I am sure I have come up with more questions than I have answered and over the next few weeks I hope to answer the majority of them and convince you that common sense is not something we are born with, it is something we learn and can continue to learn throughout our lives, which I would hope therefore means anyone, theoretically could learn it at ANY stage in their life. I will look at the statements I have made above and try to find various forms of research to suggest they may be right.
I will leave you with a joke that always makes me laugh, and is a prime example of someone who didn’t think to use their common sense.
A man is driving down a road that passes a mental hospital. He hears a loud noise, and his car lurches. He realizes that he’s had a blow-out.
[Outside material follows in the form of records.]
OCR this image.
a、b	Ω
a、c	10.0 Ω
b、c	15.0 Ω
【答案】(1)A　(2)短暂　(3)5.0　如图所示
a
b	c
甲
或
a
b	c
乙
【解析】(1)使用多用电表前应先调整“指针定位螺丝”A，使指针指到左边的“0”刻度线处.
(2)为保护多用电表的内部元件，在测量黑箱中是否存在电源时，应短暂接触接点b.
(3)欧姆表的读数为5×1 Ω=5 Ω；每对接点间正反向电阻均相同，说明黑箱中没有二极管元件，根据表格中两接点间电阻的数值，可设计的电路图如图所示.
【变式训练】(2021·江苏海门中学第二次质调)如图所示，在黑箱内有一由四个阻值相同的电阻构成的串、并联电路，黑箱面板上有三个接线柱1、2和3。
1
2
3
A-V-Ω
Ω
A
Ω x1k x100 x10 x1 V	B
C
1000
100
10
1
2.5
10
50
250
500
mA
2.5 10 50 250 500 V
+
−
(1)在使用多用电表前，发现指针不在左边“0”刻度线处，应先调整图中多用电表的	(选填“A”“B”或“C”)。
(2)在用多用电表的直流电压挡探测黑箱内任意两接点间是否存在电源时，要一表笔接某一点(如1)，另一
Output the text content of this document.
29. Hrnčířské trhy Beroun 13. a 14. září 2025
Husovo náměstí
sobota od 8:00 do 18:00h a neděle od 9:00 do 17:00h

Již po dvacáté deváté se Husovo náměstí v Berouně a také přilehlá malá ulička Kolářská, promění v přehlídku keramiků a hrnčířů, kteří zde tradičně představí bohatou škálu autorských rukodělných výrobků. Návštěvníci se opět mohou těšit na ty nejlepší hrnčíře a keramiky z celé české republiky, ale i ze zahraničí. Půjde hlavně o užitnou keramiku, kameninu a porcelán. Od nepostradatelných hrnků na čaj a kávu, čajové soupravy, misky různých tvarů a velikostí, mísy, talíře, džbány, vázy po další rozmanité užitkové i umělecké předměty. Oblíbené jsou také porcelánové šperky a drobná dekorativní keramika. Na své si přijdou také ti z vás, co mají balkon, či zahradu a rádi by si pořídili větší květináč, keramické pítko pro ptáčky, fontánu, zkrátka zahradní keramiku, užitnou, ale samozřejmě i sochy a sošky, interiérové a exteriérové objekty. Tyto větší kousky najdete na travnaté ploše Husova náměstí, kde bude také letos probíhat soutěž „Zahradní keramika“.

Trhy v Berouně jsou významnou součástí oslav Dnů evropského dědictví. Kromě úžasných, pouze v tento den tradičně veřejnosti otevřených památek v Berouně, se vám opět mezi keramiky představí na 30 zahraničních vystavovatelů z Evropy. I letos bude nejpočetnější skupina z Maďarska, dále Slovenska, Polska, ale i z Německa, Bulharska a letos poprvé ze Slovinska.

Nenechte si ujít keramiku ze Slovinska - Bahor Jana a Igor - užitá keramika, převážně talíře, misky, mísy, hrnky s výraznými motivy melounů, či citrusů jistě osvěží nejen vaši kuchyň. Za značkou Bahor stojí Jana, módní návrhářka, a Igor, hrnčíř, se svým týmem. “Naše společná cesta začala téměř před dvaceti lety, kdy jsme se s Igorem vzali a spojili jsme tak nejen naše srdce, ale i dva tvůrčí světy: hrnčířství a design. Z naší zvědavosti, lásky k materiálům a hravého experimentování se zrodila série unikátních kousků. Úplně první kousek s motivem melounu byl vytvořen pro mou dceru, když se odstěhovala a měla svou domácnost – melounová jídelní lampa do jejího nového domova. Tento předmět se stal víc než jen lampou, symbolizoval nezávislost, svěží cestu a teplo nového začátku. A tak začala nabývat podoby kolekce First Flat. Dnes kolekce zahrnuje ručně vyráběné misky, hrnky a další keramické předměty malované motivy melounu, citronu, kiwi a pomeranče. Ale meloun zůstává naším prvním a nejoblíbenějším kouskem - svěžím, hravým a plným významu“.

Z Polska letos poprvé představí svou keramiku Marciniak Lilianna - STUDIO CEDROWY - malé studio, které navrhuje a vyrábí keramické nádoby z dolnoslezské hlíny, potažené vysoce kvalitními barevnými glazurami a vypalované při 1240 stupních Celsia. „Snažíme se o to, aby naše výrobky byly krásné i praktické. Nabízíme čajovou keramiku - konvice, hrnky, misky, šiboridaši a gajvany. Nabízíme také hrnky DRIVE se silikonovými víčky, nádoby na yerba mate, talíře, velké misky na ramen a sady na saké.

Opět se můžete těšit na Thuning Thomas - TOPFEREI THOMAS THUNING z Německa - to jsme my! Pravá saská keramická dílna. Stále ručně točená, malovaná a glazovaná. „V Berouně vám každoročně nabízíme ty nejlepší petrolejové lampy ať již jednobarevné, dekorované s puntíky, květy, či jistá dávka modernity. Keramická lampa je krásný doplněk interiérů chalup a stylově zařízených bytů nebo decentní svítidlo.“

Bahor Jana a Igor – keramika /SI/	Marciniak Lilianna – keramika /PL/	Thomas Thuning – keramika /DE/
He pulls over to the side of the road, and sure enough, he has a flat tire. He gets the spare out of the trunk and begins to change the tire. He jacks up the car, removes the wheel with the flat tire, and to prevent the lug nuts from getting lost, he carefully places them in the hubcap. So far, so good. But, as he is installing the spare, he bumps his foot against the hubcap, which sends the lug nuts rolling. Oh, no: all four of the lug nuts fall through the grate of a storm sewer. The man curses out loud, and hollers
“What am I gonna do now?”
A soft voice comes from the other side of a nearby fence. The voice says
“You can take one lug nut off each of your other 3 wheels, and put them on the spare. That will give you three on each wheel, which will hold your wheels on well enough for you to get to the service station down the road.”
The driver walks over to the fence, sees the sign that says “State Mental Hospital,” and says to the guy on the other side of the fence:
“Hey, that’s very smart thinking. So how come you’re in a place like this?”
The mental patient smiles, shrugs, and says “Sir, I’m in here ‘cuz I’m crazy, not ‘cuz I’m stupid.”